En una primera lectura, la ventana se concibe en múltiples formas geométricas. Se arquea, se convierte en un círculo, en un solo marco cuadrangular, líneas al fin que delimitan el espacio. Se convierte, de hecho, en mera apariencia de una realidad material que en sí misma no existe, recreación mental de apertura a un mundo por descubrir. Un recuadro que nos lleva a introducirnos en espacios sin tiempo, sin coordenadas, como ocurría a Alicia en el País de las Maravillas. Es el encuadramiento que nos hace vislumbrar un paisaje, una calle, un edificio, gente que corre, que anda, convirtiéndonos en espectadores de una realidad que pasa delante de nuestras miradas, testigos de escenas ajenas a nuestra irrupción. La ventana abre y cierra planos y es desde donde se vislumbra un escenario, similar a aquel legado de Alfred Hitchcock en la célebre escena de su obra maestra La ventana indiscreta, rodada en 1954, donde James Stewart concibió todo el lugar de un asesinato.
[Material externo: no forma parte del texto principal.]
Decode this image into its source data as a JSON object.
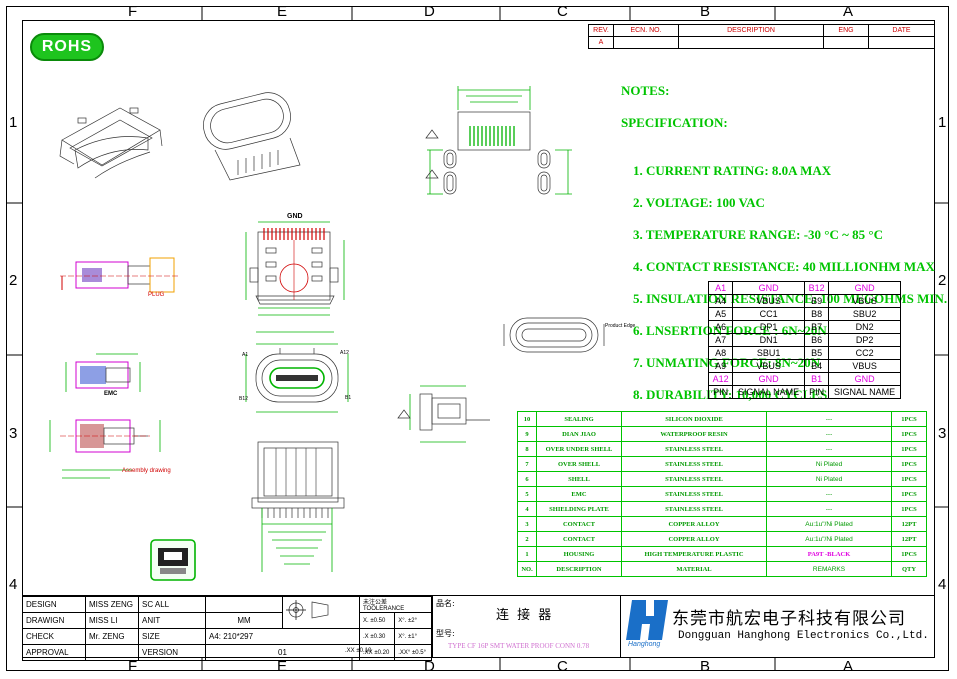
{
  "zones": {
    "columns": [
      "F",
      "E",
      "D",
      "C",
      "B",
      "A"
    ],
    "rows": [
      "1",
      "2",
      "3",
      "4"
    ]
  },
  "rohs": "ROHS",
  "revision_block": {
    "headers": [
      "REV.",
      "ECN. NO.",
      "DESCRIPTION",
      "ENG",
      "DATE"
    ],
    "row": [
      "A",
      "",
      "",
      "",
      ""
    ]
  },
  "notes": {
    "title": "NOTES:",
    "subtitle": "SPECIFICATION:",
    "items": [
      "1. CURRENT RATING: 8.0A MAX",
      "2. VOLTAGE: 100 VAC",
      "3. TEMPERATURE RANGE: -30 °C ~ 85 °C",
      "4. CONTACT RESISTANCE: 40 MILLIONHM MAX",
      "5. INSULATION RESISTANCE: 100 MEGOHMS MIN.",
      "6. LNSERTION FORCE : 6N~20N",
      "7. UNMATING FORCE: 8N~20N",
      "8. DURABILITY: 10,000 CYCLES"
    ]
  },
  "pin_table": {
    "rows": [
      [
        "A1",
        "GND",
        "B12",
        "GND"
      ],
      [
        "A4",
        "VBUS",
        "B9",
        "VBUS"
      ],
      [
        "A5",
        "CC1",
        "B8",
        "SBU2"
      ],
      [
        "A6",
        "DP1",
        "B7",
        "DN2"
      ],
      [
        "A7",
        "DN1",
        "B6",
        "DP2"
      ],
      [
        "A8",
        "SBU1",
        "B5",
        "CC2"
      ],
      [
        "A9",
        "VBUS",
        "B4",
        "VBUS"
      ],
      [
        "A12",
        "GND",
        "B1",
        "GND"
      ],
      [
        "PIN",
        "SIGNAL NAME",
        "PIN",
        "SIGNAL NAME"
      ]
    ]
  },
  "bom": {
    "rows": [
      [
        "10",
        "SEALING",
        "SILICON DIOXIDE",
        "---",
        "1PCS"
      ],
      [
        "9",
        "DIAN JIAO",
        "WATERPROOF RESIN",
        "---",
        "1PCS"
      ],
      [
        "8",
        "OVER UNDER SHELL",
        "STAINLESS STEEL",
        "---",
        "1PCS"
      ],
      [
        "7",
        "OVER SHELL",
        "STAINLESS STEEL",
        "Ni Plated",
        "1PCS"
      ],
      [
        "6",
        "SHELL",
        "STAINLESS STEEL",
        "Ni Plated",
        "1PCS"
      ],
      [
        "5",
        "EMC",
        "STAINLESS STEEL",
        "---",
        "1PCS"
      ],
      [
        "4",
        "SHIELDING PLATE",
        "STAINLESS STEEL",
        "---",
        "1PCS"
      ],
      [
        "3",
        "CONTACT",
        "COPPER ALLOY",
        "Au:1u\"/Ni Plated",
        "12PT"
      ],
      [
        "2",
        "CONTACT",
        "COPPER ALLOY",
        "Au:1u\"/Ni Plated",
        "12PT"
      ],
      [
        "1",
        "HOUSING",
        "HIGH TEMPERATURE PLASTIC",
        "PA9T -BLACK",
        "1PCS"
      ],
      [
        "NO.",
        "DESCRIPTION",
        "MATERIAL",
        "REMARKS",
        "QTY"
      ]
    ]
  },
  "title_block": {
    "design": "DESIGN",
    "design_by": "MISS ZENG",
    "scale": "SC ALL",
    "drawing": "DRAWIGN",
    "drawing_by": "MISS LI",
    "unit": "ANIT",
    "unit_value": "MM",
    "check": "CHECK",
    "check_by": "Mr. ZENG",
    "size": "SIZE",
    "size_value": "A4: 210*297",
    "approval": "APPROVAL",
    "version": "VERSION",
    "version_value": "01",
    "tol_title": "未注公差  TOOLERANCE",
    "tol": [
      "X. ±0.50",
      "X°. ±2°",
      ".X ±0.30",
      "X°. ±1°",
      ".XX ±0.20",
      ".XX° ±0.5°",
      ".XX ±0.10",
      ""
    ],
    "name_label": "品名:",
    "name_value": "连 接 器",
    "model_label": "型号:",
    "model_value": "TYPE CF 16P SMT WATER PROOF CONN 0.78",
    "company_cn": "东莞市航宏电子科技有限公司",
    "company_en": "Dongguan Hanghong Electronics Co.,Ltd.",
    "logo_text": "Hanghong"
  },
  "drawing_labels": {
    "gnd": "GND",
    "plug": "PLUG",
    "emc": "EMC",
    "assembly": "Assembly drawing",
    "a1": "A1",
    "a12": "A12",
    "b12": "B12",
    "b1": "B1",
    "product_edge": "Product Edge"
  },
  "colors": {
    "green": "#00b400",
    "magenta": "#e000e0",
    "red": "#cc0000"
  }
}
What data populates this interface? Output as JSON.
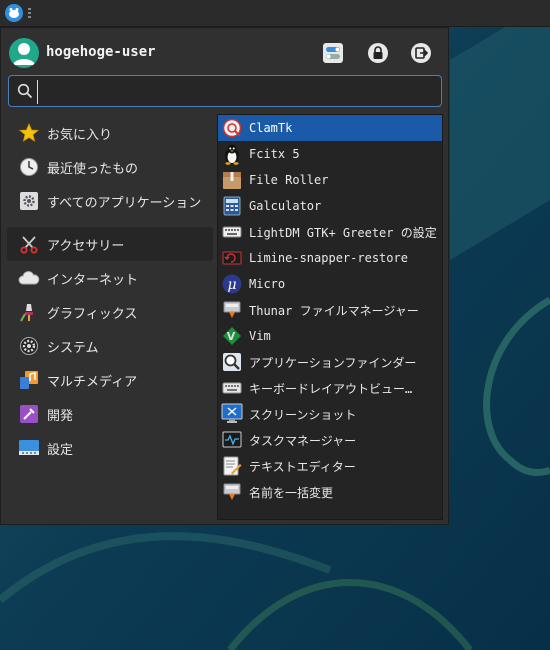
{
  "user": {
    "name": "hogehoge-user"
  },
  "search": {
    "value": "",
    "placeholder": ""
  },
  "categories": [
    {
      "label": "お気に入り",
      "icon": "star-icon"
    },
    {
      "label": "最近使ったもの",
      "icon": "clock-icon"
    },
    {
      "label": "すべてのアプリケーション",
      "icon": "gear-icon"
    },
    {
      "label": "アクセサリー",
      "icon": "scissors-icon",
      "selected": true
    },
    {
      "label": "インターネット",
      "icon": "cloud-icon"
    },
    {
      "label": "グラフィックス",
      "icon": "paint-icon"
    },
    {
      "label": "システム",
      "icon": "system-gear-icon"
    },
    {
      "label": "マルチメディア",
      "icon": "music-icon"
    },
    {
      "label": "開発",
      "icon": "dev-tools-icon"
    },
    {
      "label": "設定",
      "icon": "settings-icon"
    }
  ],
  "apps": [
    {
      "label": "ClamTk",
      "icon": "clamtk-icon",
      "selected": true
    },
    {
      "label": "Fcitx 5",
      "icon": "penguin-icon"
    },
    {
      "label": "File Roller",
      "icon": "archive-icon"
    },
    {
      "label": "Galculator",
      "icon": "calculator-icon"
    },
    {
      "label": "LightDM GTK+ Greeter の設定",
      "icon": "keyboard-settings-icon"
    },
    {
      "label": "Limine-snapper-restore",
      "icon": "restore-icon"
    },
    {
      "label": "Micro",
      "icon": "micro-icon"
    },
    {
      "label": "Thunar ファイルマネージャー",
      "icon": "file-manager-icon"
    },
    {
      "label": "Vim",
      "icon": "vim-icon"
    },
    {
      "label": "アプリケーションファインダー",
      "icon": "app-finder-icon"
    },
    {
      "label": "キーボードレイアウトビュー…",
      "icon": "keyboard-icon"
    },
    {
      "label": "スクリーンショット",
      "icon": "screenshot-icon"
    },
    {
      "label": "タスクマネージャー",
      "icon": "task-manager-icon"
    },
    {
      "label": "テキストエディター",
      "icon": "text-editor-icon"
    },
    {
      "label": "名前を一括変更",
      "icon": "bulk-rename-icon"
    }
  ],
  "colors": {
    "accent": "#1b5aa8",
    "search_border": "#4a7fb8",
    "desktop": "#0d3a4e",
    "menu_bg": "#303030"
  }
}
La ventana no es solo un marco, un encuadre, un hueco en lo pétreo de un muro. Crea, por el contrario, un sentido de perspectiva, de apertura, de conciencia del espacio que se expande, que se prolonga más allá de un límite a veces que mira al infinito. La ventana abre y cierra espacios, diluye mundos divergentes, como en las celosías de las viviendas musulmanas o en los propios conventos. Dos líneas del tiempo diferentes en las que, tras ellas, se encierra el secreto mejor guardado de una comunidad: la vida doméstica de la familia siguiendo la tradición coránica o la vida en oración puesta en común en la soledad de la comunidad religiosa. Despliega emociones místicas, pues por ella irrumpe la luz divina, como en las grandes vidrieras de las catedrales góticas en las que ya George Duby plasmaba las representaciones más excepcionales de la Historia del arte formadas por gamas de colores que invadían el conjunto monumental.
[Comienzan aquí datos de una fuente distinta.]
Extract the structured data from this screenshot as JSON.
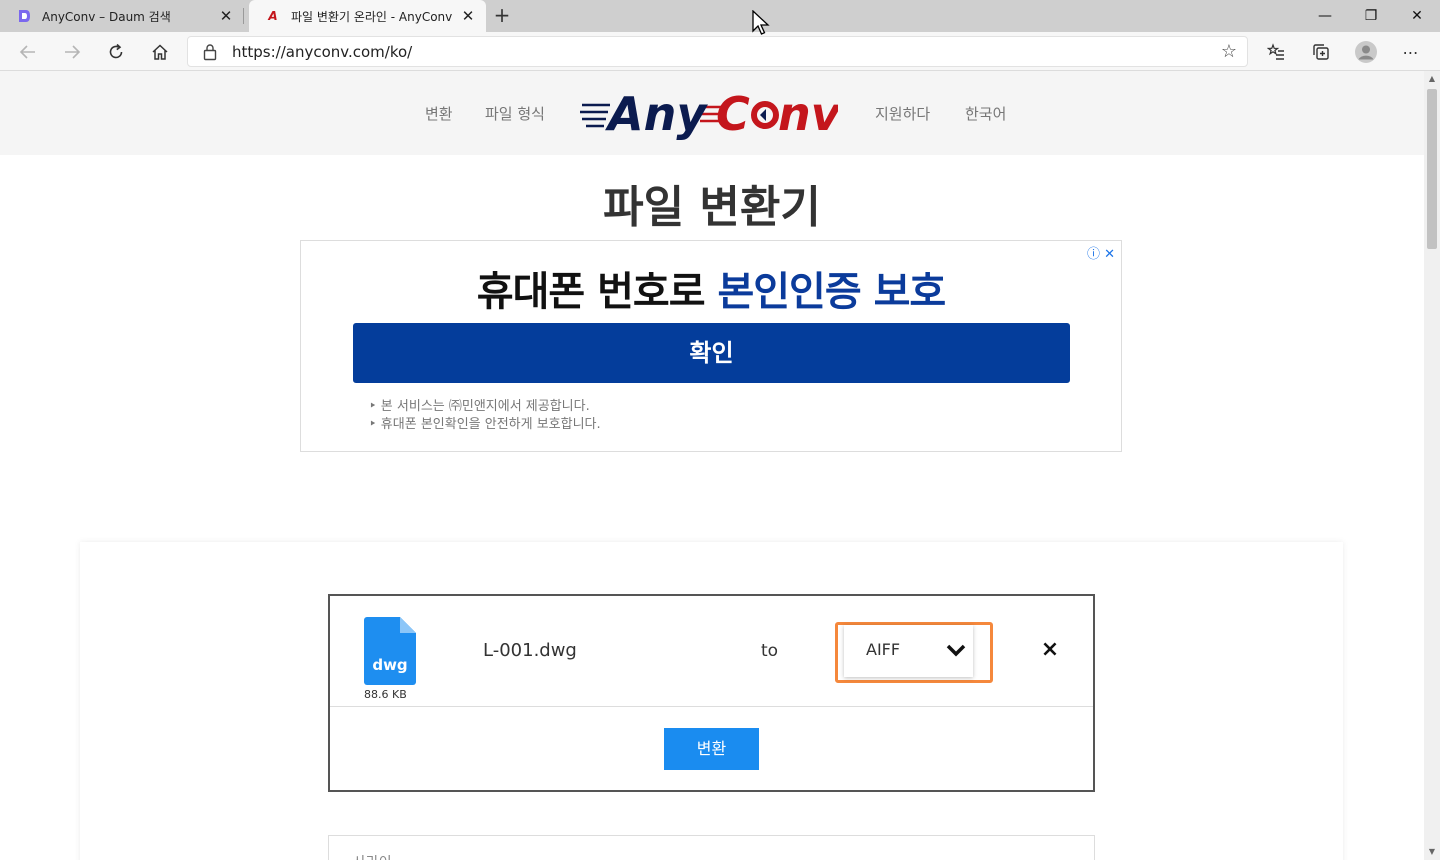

La ventana reclama sensaciones, ganas de conquistar el mundo. La vida pasa ante ella, encuadra existencias ajenas, gente que pasea, que corre, que discute, se mira, se busca, se observa… Bullicios que dan pulso a una urbe, a una plaza, a una calle o a cualquier rincón en el que se entrecruzan las almas de dos seres. El reclamo de la ventana como entrada al interior recogido en los escenarios oníricos de los paisajes de Faulkner, Balzac o el propio Chejov y que desborda el propio marco, escape también de esa celda que en noches oscuras ya evocaron San Juan de la Cruz o Santa Teresa de Jesús. Su abertura da lugar a la incursión de olores que no dejan ajena a la propia alma, a la sensación de liberación que desencadena los lazos rígidos, al igual que el hombre de la celda interpretado por Burt Lancaster que dio lugar, en años posteriores, a una legión de imitadores de los que su contacto con el espacio exterior era la ventana de una celda.
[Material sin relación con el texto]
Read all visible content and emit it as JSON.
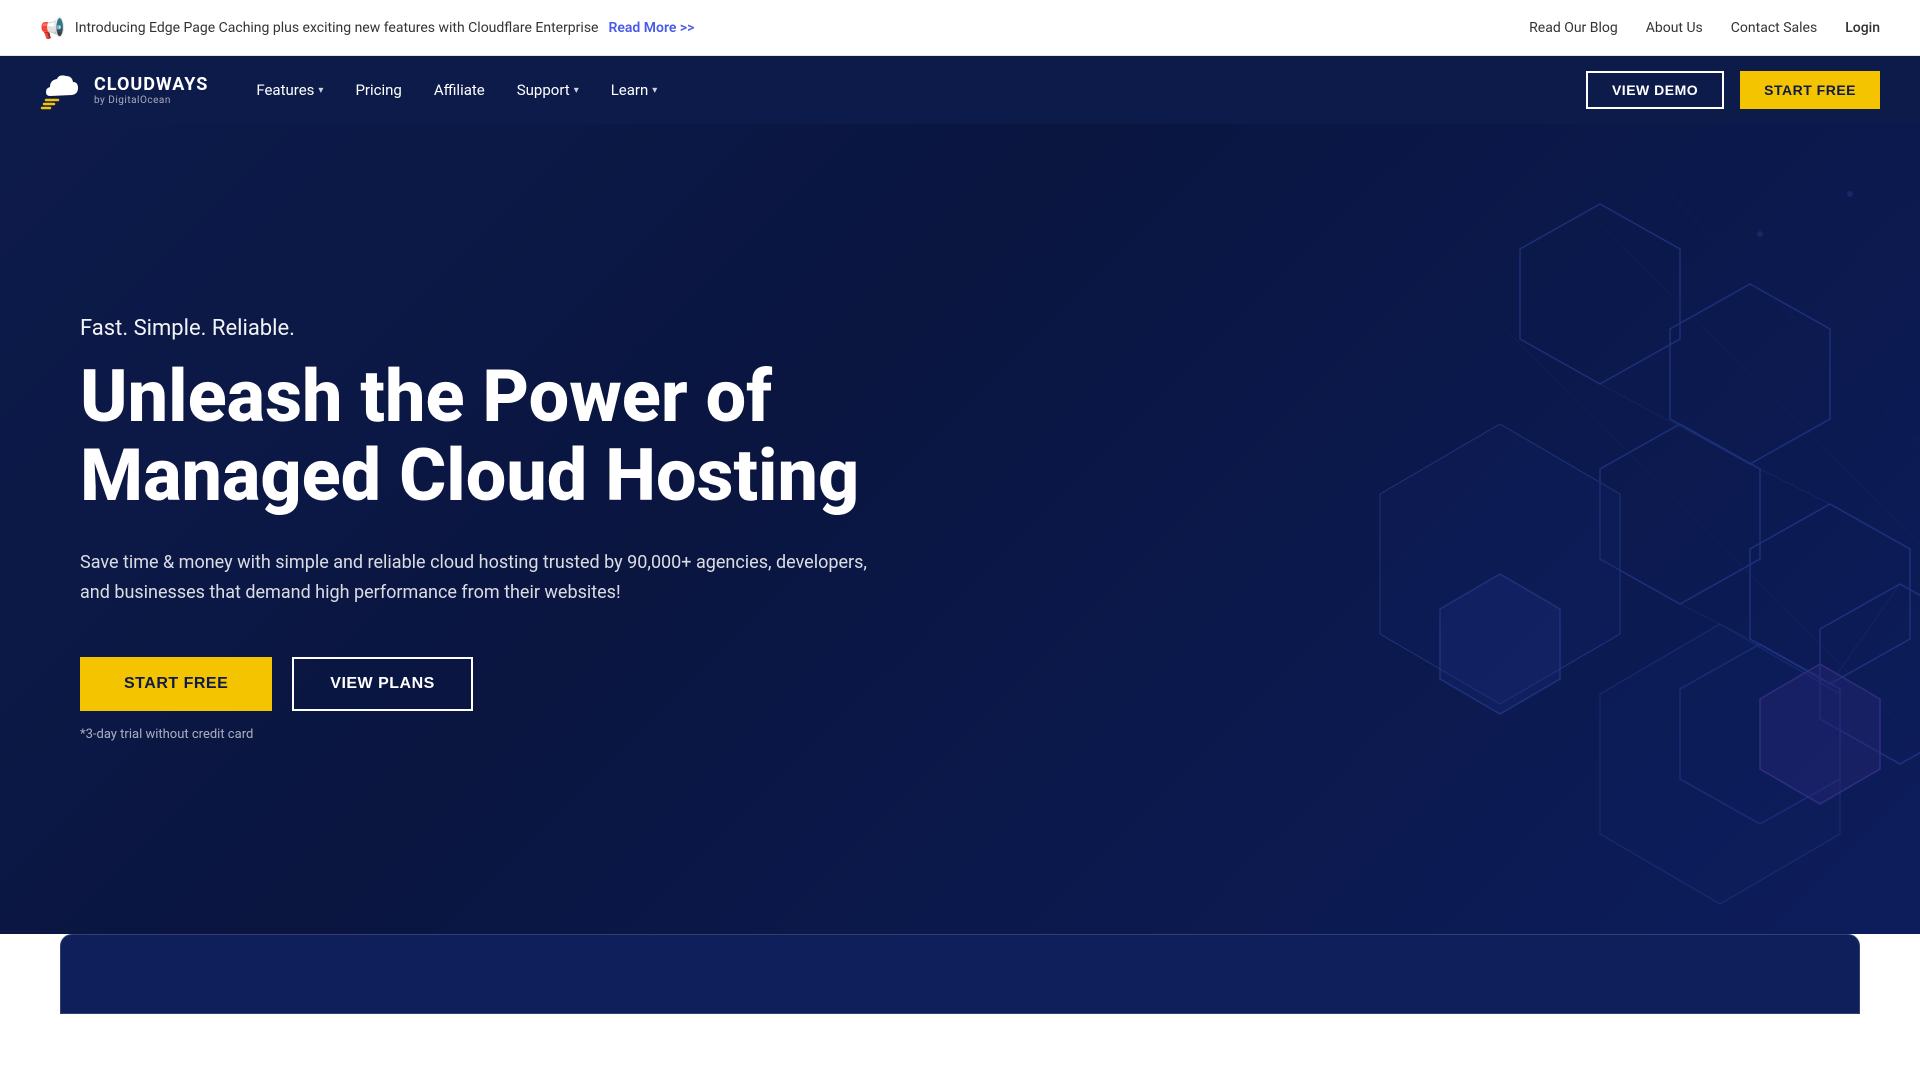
{
  "topbar": {
    "announcement": "Introducing Edge Page Caching plus exciting new features with Cloudflare Enterprise",
    "read_more": "Read More >>",
    "links": [
      {
        "label": "Read Our Blog",
        "key": "read-our-blog"
      },
      {
        "label": "About Us",
        "key": "about-us"
      },
      {
        "label": "Contact Sales",
        "key": "contact-sales"
      },
      {
        "label": "Login",
        "key": "login"
      }
    ]
  },
  "nav": {
    "logo_name": "CLOUDWAYS",
    "logo_sub": "by DigitalOcean",
    "items": [
      {
        "label": "Features",
        "has_dropdown": true,
        "key": "features"
      },
      {
        "label": "Pricing",
        "has_dropdown": false,
        "key": "pricing"
      },
      {
        "label": "Affiliate",
        "has_dropdown": false,
        "key": "affiliate"
      },
      {
        "label": "Support",
        "has_dropdown": true,
        "key": "support"
      },
      {
        "label": "Learn",
        "has_dropdown": true,
        "key": "learn"
      }
    ],
    "view_demo": "VIEW DEMO",
    "start_free": "START FREE"
  },
  "hero": {
    "tagline": "Fast. Simple. Reliable.",
    "title_line1": "Unleash the Power of",
    "title_line2": "Managed Cloud Hosting",
    "description": "Save time & money with simple and reliable cloud hosting trusted by 90,000+ agencies, developers, and businesses that demand high performance from their websites!",
    "btn_start_free": "START FREE",
    "btn_view_plans": "VIEW PLANS",
    "trial_note": "*3-day trial without credit card"
  },
  "colors": {
    "brand_dark": "#0d1b4b",
    "brand_yellow": "#f5c400",
    "white": "#ffffff"
  }
}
La ventana despliega de esta manera comunicación, donde los papeles de emisor y receptor pueden ser mutables en función del contexto en que se esté situado o desde el punto de vista en que nos coloquemos. Y es que, a través de la cristalera de una ventana, la luz se concibe como la protagonista: puede inundar el interior de nuestro escenario y convertirse en punto de referencia de nuestra propia vida. Quizás esa sería la sensación que tenemos al contemplar La vocación de Mateo, de Caravaggio, realizada entre los años 1599 y 1600, acentuada por un léxico místico y en la que la presencia de una fuerte luz focal que diluye la oscuridad descubre una excepcional ventana, dibujada con sencillez, resaltando la textura de la madera y en cuyo marco se insertan cuatro líneas cuadradas, a modo de cruz, que van perfilando una tonalidad sombría reflejo del contraluz propio de las composiciones del genio italiano. Una ventana que forma parte del escenario, reflejada en el instante de la luz mística que indica el brazo de Cristo, a cuyos pies se desarrolla el tema esencial de la composición: el grupo de San Mateo y sus amigos. Una ventana que mira hacia el interior, como nuestra propia conciencia del alma.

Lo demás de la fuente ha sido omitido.